Hi there,
I’m running into an issue with fully-qualified domain names and https 
using Tomcat 8 and JDK 8.
Tomcat version: 8.0.14
JDK Version: 1.8.0_25OS: Mac OS X 10.10

If you include the trailing dot in a request over https, the TLS handshake 
will fail. It appears that it tries to fall back to SSLv3, but if you have 
SSLv3 disabled, the whole thing just fails.

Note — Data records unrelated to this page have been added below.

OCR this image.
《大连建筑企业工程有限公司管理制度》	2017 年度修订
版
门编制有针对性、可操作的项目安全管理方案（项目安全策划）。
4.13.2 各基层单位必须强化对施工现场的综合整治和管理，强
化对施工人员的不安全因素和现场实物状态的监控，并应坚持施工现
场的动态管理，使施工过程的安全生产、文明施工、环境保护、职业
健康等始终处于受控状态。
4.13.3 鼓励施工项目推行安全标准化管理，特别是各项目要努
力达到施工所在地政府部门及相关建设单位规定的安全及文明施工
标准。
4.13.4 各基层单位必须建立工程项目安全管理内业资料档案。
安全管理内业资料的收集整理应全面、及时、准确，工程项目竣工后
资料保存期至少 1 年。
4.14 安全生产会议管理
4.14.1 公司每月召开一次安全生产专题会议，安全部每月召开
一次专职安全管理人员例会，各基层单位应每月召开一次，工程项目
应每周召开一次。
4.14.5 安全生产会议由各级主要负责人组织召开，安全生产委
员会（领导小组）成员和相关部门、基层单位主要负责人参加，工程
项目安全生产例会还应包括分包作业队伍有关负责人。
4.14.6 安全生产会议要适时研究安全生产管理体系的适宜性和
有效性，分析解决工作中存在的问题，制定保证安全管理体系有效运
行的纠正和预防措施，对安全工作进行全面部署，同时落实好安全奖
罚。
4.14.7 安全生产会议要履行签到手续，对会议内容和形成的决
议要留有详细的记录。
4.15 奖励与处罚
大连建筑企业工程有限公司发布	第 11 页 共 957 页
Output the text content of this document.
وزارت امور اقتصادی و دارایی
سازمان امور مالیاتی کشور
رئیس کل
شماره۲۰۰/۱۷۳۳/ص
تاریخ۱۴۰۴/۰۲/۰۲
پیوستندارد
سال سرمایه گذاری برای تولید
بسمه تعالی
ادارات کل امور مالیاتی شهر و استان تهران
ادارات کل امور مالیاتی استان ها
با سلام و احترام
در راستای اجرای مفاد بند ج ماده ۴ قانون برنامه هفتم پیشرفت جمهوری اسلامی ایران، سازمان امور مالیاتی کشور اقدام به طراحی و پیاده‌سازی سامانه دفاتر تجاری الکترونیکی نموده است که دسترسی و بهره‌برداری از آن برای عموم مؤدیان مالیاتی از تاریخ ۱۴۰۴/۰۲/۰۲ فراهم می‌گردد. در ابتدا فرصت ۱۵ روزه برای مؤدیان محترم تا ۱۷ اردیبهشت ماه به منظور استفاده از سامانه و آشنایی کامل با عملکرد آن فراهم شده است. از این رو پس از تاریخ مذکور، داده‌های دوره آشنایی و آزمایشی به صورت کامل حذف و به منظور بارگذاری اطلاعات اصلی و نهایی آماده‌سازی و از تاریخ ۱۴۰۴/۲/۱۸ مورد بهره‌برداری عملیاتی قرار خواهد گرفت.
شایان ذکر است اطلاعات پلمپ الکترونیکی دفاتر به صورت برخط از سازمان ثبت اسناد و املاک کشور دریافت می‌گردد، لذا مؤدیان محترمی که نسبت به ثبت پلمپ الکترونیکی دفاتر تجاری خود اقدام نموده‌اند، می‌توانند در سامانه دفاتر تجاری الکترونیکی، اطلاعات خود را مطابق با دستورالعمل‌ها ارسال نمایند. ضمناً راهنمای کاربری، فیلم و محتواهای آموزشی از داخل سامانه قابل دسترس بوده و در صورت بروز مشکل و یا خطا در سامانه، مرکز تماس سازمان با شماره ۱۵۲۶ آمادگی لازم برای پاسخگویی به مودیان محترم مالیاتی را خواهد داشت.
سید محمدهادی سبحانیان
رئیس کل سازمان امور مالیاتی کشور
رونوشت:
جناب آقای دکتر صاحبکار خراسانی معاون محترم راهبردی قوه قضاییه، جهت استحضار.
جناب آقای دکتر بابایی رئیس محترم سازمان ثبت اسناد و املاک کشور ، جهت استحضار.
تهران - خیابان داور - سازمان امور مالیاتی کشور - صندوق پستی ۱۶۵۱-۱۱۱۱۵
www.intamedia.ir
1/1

My SSL Connector looks like this:
<Connector SSLEnabled="true" URIEncoding="UTF-8" acceptCount="100"
                clientAuth="false" debug="1" disableUploadTimeout="true"
                enableLookups="false" keystoreFile="../keystore.jks"
                keystorePass="password" maxHttpHeaderSize="8192" 
keyAlias="selfsigned"
port="8443" protocol="org.apache.coyote.http11.Http11Protocol" 
scheme="https" secure="true"
                sslEnabledProtocols="TLSv1,TLSv1.1,TLSv1.2">


https://localhost.:8443 in Chrome 38 returns 
ERR_SSL_VERSION_OR_CIPHER_MISMATCH.

The output from javax.net.debug=all contains this:
http-bio-8443-exec-5, handling exception: 
javax.net.ssl.SSLProtocolException: Illegal server name, 
type=host_name(0), name=localhost., value=6c:6f:63:61:6c:68:6f:73:74:2e

This looks like it’s being bubbled up from the SNIHostName constructor in 
Java 8 
(https://docs.oracle.com/javase/8/docs/api/javax/net/ssl/SNIHostName.html),
 which explicitly forbids trailing dots in hostnames (valid hostname, but 
not a valid SNI hostname). I’m not using SNI, but to make sure I set 
jsse.enableSNIExtension=false. The exception is still thrown, leading me 
to believe that the SNIHostName constructor is being called whether SNI is 
enabled or not.


Why not just remove the trailing dot? Well, it’s valid to be there, so why 
not support it. More importantly, we make use of this to get around TLS 
session caching as discussed here: 
https://developer.apple.com/library/ios/qa/qa1727/_index.html.


This issue is not present in Tomcat 7 or using Java 7. I have a small PoC 
I can zip up and host somewhere if anyone wants to take a look.

Does anyone know if this looks like a bug in Tomcat 8 or Java 8 and where 
I should submit a bug report if it does?